How to Make Friends and Influence Voters
with reporting by Lauren Egan
Now in its third week, the government shutdown is keeping the lights off across much of Washington, but it’s shining a big, bright light on the ways Capitol Hill is changing. Gone are the days in which network television was king. Now politicians who want to get their message out are taking to YouTube, Instagram, TikTok, and podcasts. It seems as though every elected official in Washington is on a quest to become a digital influencer or content creator.

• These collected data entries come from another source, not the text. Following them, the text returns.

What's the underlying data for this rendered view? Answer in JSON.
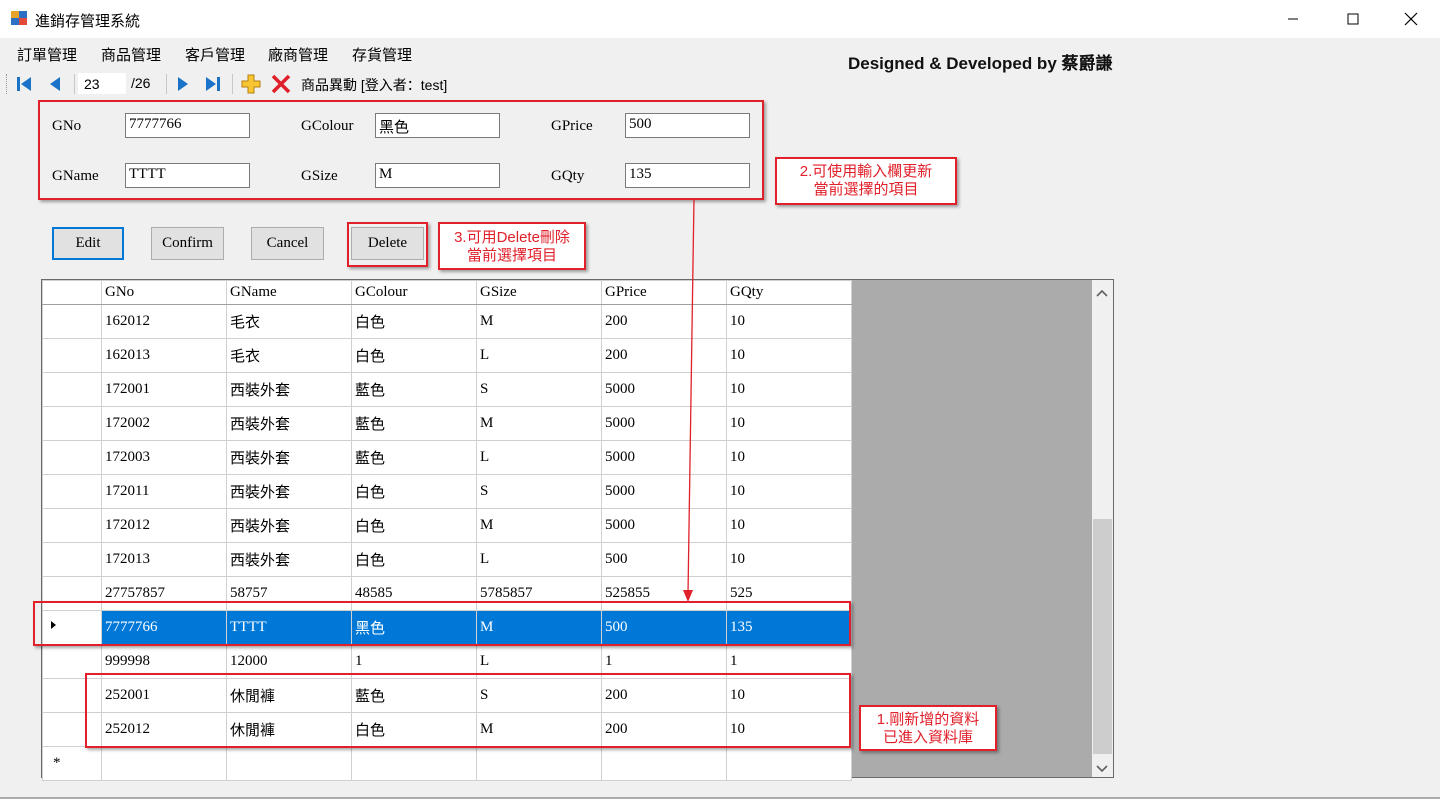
{
  "window": {
    "title": "進銷存管理系統"
  },
  "menu": [
    "訂單管理",
    "商品管理",
    "客戶管理",
    "廠商管理",
    "存貨管理"
  ],
  "designer": "Designed & Developed by 蔡爵謙",
  "toolbar": {
    "position": "23",
    "total": "/26",
    "label": "商品異動  [登入者：test]"
  },
  "form": {
    "gno_label": "GNo",
    "gno": "7777766",
    "gname_label": "GName",
    "gname": "TTTT",
    "gcolour_label": "GColour",
    "gcolour": "黑色",
    "gsize_label": "GSize",
    "gsize": "M",
    "gprice_label": "GPrice",
    "gprice": "500",
    "gqty_label": "GQty",
    "gqty": "135"
  },
  "buttons": {
    "edit": "Edit",
    "confirm": "Confirm",
    "cancel": "Cancel",
    "delete": "Delete"
  },
  "notes": {
    "note2_l1": "2.可使用輸入欄更新",
    "note2_l2": "當前選擇的項目",
    "note3_l1": "3.可用Delete刪除",
    "note3_l2": "當前選擇項目",
    "note1_l1": "1.剛新增的資料",
    "note1_l2": "已進入資料庫"
  },
  "grid": {
    "columns": [
      "GNo",
      "GName",
      "GColour",
      "GSize",
      "GPrice",
      "GQty"
    ],
    "rows": [
      [
        "162012",
        "毛衣",
        "白色",
        "M",
        "200",
        "10"
      ],
      [
        "162013",
        "毛衣",
        "白色",
        "L",
        "200",
        "10"
      ],
      [
        "172001",
        "西裝外套",
        "藍色",
        "S",
        "5000",
        "10"
      ],
      [
        "172002",
        "西裝外套",
        "藍色",
        "M",
        "5000",
        "10"
      ],
      [
        "172003",
        "西裝外套",
        "藍色",
        "L",
        "5000",
        "10"
      ],
      [
        "172011",
        "西裝外套",
        "白色",
        "S",
        "5000",
        "10"
      ],
      [
        "172012",
        "西裝外套",
        "白色",
        "M",
        "5000",
        "10"
      ],
      [
        "172013",
        "西裝外套",
        "白色",
        "L",
        "500",
        "10"
      ],
      [
        "27757857",
        "58757",
        "48585",
        "5785857",
        "525855",
        "525"
      ],
      [
        "7777766",
        "TTTT",
        "黑色",
        "M",
        "500",
        "135"
      ],
      [
        "999998",
        "12000",
        "1",
        "L",
        "1",
        "1"
      ],
      [
        "252001",
        "休閒褲",
        "藍色",
        "S",
        "200",
        "10"
      ],
      [
        "252012",
        "休閒褲",
        "白色",
        "M",
        "200",
        "10"
      ]
    ],
    "selected_index": 9,
    "new_row_marker": "*"
  },
  "colors": {
    "accent": "#0078d7",
    "note_red": "#e0202a",
    "toolbar_blue": "#1a73c9"
  }
}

After Democrats finished holding court in a televised press conference on the Capitol’s east steps during the first week of the shutdown, many of the assembled lawmakers immediately broke out into small groups with their staffers to record selfie videos and standups in lieu of the customary conversations with reporters and camera crews. The same thing happened again following an identical event on Wednesday.
Throughout the hallways of the Capitol, House Democratic lawmakers have been recording direct-to-constituent videos excoriating the political opposition and highlighting their Republican counterparts’ absence from Washington over the past month.
It marks a deeper shift in media strategy. Democratic lawmakers—or, more accurately, their millennial and Gen Z staffers—have long been laughed at for producing out-of-touch posts that are light-years away from their bosses’ actual personalities. Media-facing lawmakers are now putting the gimmicky trendposting behind them and getting their normal faces, voices, and personalities back into their online content.